Rossler:
We consider the so-called Rössler prototype-4 system given by (see [2]):
\begin{cases}
\overset{.}{x} = -y -z\\
\overset{.}{y} = x\\
\overset{.}{z} = -b z + a(y-y^2)\\
\end{cases}
where \((x, y, z) \in \mathbb{R}^3\) are the state variables. Originally, Rössler in [1] has proposed a few abstract three-component chemical models (systems) which have chaotic solutions.
We consider the parameter values \(a = -1.51, b = 0.75\) and initial condition
\(X(0) = (0.04913235693166898, 0.5012738092954635, -0.5012724341616831) \).
Results:
We consider a system with uncertainty \(w=0.01\), set of initial conditions \(B(X_0,\varepsilon)\) with \(\varepsilon=0.05\), the time-step used in Euler's method is \(\tau = 10^{-4}\), and we take \(T=k\tau\) with \(k=62804\) as an approximate period.
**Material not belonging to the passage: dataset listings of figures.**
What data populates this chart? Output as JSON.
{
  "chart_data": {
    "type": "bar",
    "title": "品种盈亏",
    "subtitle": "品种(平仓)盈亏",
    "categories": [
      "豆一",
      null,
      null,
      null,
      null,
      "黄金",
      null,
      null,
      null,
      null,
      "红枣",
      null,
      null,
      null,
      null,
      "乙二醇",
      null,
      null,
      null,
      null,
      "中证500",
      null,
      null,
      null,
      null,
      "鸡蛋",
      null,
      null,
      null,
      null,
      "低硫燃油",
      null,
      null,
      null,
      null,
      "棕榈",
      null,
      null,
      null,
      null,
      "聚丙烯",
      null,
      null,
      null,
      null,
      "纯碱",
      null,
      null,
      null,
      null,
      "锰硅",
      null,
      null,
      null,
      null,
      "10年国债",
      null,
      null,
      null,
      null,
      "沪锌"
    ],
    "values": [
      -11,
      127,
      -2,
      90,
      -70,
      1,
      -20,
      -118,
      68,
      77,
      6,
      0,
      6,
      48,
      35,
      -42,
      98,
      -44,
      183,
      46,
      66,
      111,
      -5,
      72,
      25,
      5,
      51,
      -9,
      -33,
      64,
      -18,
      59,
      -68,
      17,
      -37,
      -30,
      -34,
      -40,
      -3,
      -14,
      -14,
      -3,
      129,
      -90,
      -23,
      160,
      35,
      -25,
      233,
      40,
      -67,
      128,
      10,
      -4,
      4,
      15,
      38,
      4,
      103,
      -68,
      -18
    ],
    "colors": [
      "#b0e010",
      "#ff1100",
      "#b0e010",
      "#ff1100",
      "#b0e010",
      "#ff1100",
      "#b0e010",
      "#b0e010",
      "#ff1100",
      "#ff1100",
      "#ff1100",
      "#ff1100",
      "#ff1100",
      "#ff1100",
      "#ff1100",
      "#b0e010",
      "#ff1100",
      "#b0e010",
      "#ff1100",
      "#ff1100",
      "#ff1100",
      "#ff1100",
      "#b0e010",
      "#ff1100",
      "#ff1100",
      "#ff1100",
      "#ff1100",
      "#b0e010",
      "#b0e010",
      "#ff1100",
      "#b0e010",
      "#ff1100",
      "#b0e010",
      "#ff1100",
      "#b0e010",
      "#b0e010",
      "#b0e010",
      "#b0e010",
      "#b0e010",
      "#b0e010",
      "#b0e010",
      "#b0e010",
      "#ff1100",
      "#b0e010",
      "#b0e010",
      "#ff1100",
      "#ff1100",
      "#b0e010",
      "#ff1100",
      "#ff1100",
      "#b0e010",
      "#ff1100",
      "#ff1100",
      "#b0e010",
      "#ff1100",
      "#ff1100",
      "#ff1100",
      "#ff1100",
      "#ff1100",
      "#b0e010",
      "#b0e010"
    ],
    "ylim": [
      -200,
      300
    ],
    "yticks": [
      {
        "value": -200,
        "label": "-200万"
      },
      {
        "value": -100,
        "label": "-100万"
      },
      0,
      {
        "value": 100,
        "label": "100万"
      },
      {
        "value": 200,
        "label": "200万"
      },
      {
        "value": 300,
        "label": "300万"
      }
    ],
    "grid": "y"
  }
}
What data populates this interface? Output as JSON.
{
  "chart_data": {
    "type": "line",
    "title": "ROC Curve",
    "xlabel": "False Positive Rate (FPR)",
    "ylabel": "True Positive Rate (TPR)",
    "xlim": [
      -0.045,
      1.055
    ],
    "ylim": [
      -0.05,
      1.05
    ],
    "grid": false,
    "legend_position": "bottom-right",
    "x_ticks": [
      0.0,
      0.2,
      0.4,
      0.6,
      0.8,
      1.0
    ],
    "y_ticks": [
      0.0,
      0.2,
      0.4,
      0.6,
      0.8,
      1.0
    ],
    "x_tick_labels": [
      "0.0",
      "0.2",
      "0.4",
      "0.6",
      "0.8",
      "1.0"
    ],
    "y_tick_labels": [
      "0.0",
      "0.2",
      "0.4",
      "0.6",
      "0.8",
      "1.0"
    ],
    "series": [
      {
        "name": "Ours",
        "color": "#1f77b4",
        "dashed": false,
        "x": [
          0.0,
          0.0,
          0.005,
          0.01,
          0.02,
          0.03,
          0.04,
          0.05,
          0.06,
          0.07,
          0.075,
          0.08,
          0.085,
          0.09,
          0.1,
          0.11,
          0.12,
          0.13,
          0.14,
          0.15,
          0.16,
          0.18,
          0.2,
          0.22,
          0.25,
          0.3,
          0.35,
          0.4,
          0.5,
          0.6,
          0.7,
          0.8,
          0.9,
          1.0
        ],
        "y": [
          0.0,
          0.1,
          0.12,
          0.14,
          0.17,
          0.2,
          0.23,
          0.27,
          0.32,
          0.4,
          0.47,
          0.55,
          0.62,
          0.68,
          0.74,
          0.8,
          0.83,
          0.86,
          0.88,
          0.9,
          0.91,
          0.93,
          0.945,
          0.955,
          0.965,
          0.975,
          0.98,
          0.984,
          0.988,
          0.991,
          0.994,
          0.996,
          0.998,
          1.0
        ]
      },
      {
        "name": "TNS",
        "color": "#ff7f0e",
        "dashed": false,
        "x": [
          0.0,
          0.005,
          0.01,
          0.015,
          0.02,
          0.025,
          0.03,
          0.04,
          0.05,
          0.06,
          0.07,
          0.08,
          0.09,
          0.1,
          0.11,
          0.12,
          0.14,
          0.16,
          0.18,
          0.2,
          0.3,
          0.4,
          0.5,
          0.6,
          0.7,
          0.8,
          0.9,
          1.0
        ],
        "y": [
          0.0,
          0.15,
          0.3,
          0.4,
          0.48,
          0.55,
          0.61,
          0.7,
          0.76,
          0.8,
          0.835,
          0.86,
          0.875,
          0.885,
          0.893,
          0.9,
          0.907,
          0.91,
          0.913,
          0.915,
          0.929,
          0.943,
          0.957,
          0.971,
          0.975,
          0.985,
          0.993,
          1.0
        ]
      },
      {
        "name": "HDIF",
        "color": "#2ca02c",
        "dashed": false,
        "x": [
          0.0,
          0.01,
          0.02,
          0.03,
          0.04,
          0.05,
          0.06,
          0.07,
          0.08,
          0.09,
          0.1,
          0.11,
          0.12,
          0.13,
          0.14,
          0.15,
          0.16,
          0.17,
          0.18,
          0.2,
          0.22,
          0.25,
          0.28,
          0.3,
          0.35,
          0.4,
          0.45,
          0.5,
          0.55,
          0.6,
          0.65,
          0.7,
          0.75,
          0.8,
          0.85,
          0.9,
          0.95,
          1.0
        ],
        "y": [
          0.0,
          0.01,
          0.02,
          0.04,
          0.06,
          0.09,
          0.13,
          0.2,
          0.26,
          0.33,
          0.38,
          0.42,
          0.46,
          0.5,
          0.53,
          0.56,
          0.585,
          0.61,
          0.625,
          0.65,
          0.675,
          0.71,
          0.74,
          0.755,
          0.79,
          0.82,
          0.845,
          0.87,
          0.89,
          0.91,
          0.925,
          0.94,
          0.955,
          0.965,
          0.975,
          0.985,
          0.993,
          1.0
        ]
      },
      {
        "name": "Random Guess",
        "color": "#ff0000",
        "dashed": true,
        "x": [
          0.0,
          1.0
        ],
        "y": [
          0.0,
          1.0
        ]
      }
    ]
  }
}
For this example, we check that:
- \(B((i_0+1)T)\subset B(i_0T)\) for \(i_0=0\)
- and \(\Sigma_{i=1}^k\lambda_i\approx\) \(-23623< 0\).
Then, we can conclude that the system
converges towards an attractive LC
contained in
\([B(0),B(T)]\).
The figures below show respectively the simulation of \(x(t), y(t), z(t)\) and \(\delta_{{\cal W}}(t)\) with perturbation (w=0.01) over 4 periods (4T=25.1217) for dt=0.0001.
In the figrues \(x(t)\), \(y(t)\) and \(z(t)\), the red curves represent the Euler approximation and the green curves correspond to the borders of tube \(B\)
References:
[1] Rössler, O. Chaos and strange attractors in chemical kinetics. Springer Ser. Synerg. 1979, 3, 107–113.
[2] NIKOLOV, Svetoslav G. and VASSILEV, Vassil M. Dynamics of Rössler Prototype-4 System: Analytical and Numerical Investigation. Mathematics, 2021, vol. 9, no 4, p. 352.